Your Best Friend is Vulnerability

The theme of 2013 will be vulnerability.

Vulnerability is your best friend because it’ll allow you to meet your best friend. When you allow yourself to freely express what you are, then it gets easier to meet your kind of people.

Expression is mandatory to make a connection with someone. Any sort of expression takes vulnerability because expression can be shot down. Of course, expression can also be related with or expanded upon.

Friendships and relationships begin once rapport builds into a systematic mutual respect of each other’s expressions.

Vulnerability is what gave me immense improvement over the past 18 months of my life.

It made me meet my best friend. It helped me recontact old friends.

It allowed me to establish interactions with people to talk to them for a few minutes.

Sometimes, it got me hangouts and dates after the initial interaction.

Vulnerability allows confidence to express yourself freely.

When that happens, life really opens up and becomes a true adventure.

The best part about it is you can choose any adventure you want. Of course, keep things safe for yourself and others. Besides that, there are no set rules to your adventure, as it is yours to partake in.

Vulnerability makes your inner adventure a reality.

On Gift Giving (Enhancing It)

Today is Christmas Eve and everyone is grabbing their last minute items for friends, family, and relatives. Christmas celebration is a time to unite together by enjoying the people closest to us.

However, it feels like we lost the interpretation of the Christmas spirit somewhere along the way.

It’s great to see people buying gifts for one another out of tradition. Unfortunately, it feels as though many people stress out over trying to find the “perfect” gift for each and every person.

Here are some ways we can reclaim the art of gift giving:

Accept the fact that you may get the wrong size or item for a particular person. This is why they made return and exchange receipts for a reason.

Enjoy the process. It’s fun to think in another person’s shoes to figure out what they enjoy.

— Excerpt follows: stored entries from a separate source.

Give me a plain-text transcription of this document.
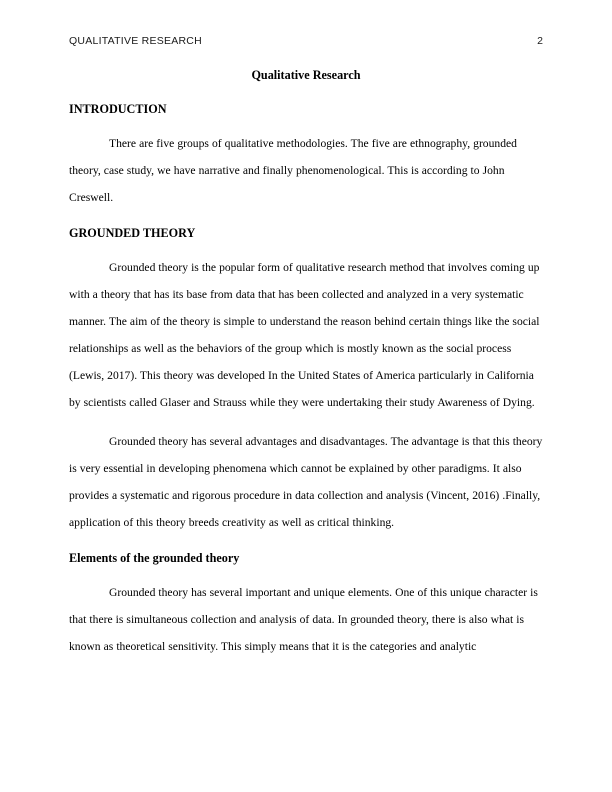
QUALITATIVE RESEARCH	2
Qualitative Research
INTRODUCTION

There are five groups of qualitative methodologies. The five are ethnography, grounded theory, case study, we have narrative and finally phenomenological. This is according to John Creswell.

GROUNDED THEORY

Grounded theory is the popular form of qualitative research method that involves coming up with a theory that has its base from data that has been collected and analyzed in a very systematic manner. The aim of the theory is simple to understand the reason behind certain things like the social relationships as well as the behaviors of the group which is mostly known as the social process (Lewis, 2017). This theory was developed In the United States of America particularly in California by scientists called Glaser and Strauss while they were undertaking their study Awareness of Dying.

Grounded theory has several advantages and disadvantages. The advantage is that this theory is very essential in developing phenomena which cannot be explained by other paradigms. It also provides a systematic and rigorous procedure in data collection and analysis (Vincent, 2016) .Finally, application of this theory breeds creativity as well as critical thinking.

Elements of the grounded theory

Grounded theory has several important and unique elements. One of this unique character is that there is simultaneous collection and analysis of data. In grounded theory, there is also what is known as theoretical sensitivity. This simply means that it is the categories and analytic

Most importantly, we can give year round. During Valentine’s Day we hand out Valentine’s cards to those we want to date. On Halloween we hand out candy to strangers. On Christmas we share gifts with others.

Perhaps we can do way more. We can build new traditions.

Give gifts year round with these ideas. Give out high fives for an hour. Compliment strangers to brighten their day. Give monthly donations to charity. Share deep conversations with your close friends over coffee or beer. Hand out novels to people to help them acquire more knowledge. Send your favorite websites to those close to you.

Make gift giving a permanent part of your life instead of waiting for a particular day to do it out of obligation. Do it frequently and you’re making a difference in the world. Even if the difference is microscopic in relation to the world’s magnitude and scope, every gift is a blessing.

On Incompatibility

Roadblocks in the physical world are usually things that block a road like cones or fences.

Roadblocks in the metaphorical world include incompatibility.

There is a reason why people who differ in style, outlook in life, and other avenues don’t hang out with one another. They are incompatible.

About a week ago, I thought I reunited with an old friend. I thought of her as a really good person.

It seemed like the text conversation was going well as we were beginning to catch up. Then out of nowhere she wrote to me that, “Your strange is too strange for me.”

It was probably a couple of years later than I needed it. For the past couple of years, there was a lack of reciprocation with the friendship. It came down to incompatibility.

Perhaps my mission on this blog is incompatible with quite a few people. Maybe the artists that only want to talk to fellow artists. Maybe the quiet ones who want to be left quiet. Maybe the prejudice people who want to limit who is acceptable. Maybe the people who fear something different.

That’s perfectly fine because it takes being in the moment with a fellow speck of stardust to understand that some people do not match at all. This variety is what keeps people fascinating and fresh.

It’s worth it to chat with the incompatible ones to find the compatible ones. Chatting with all people to find my sort of people is a worthy task.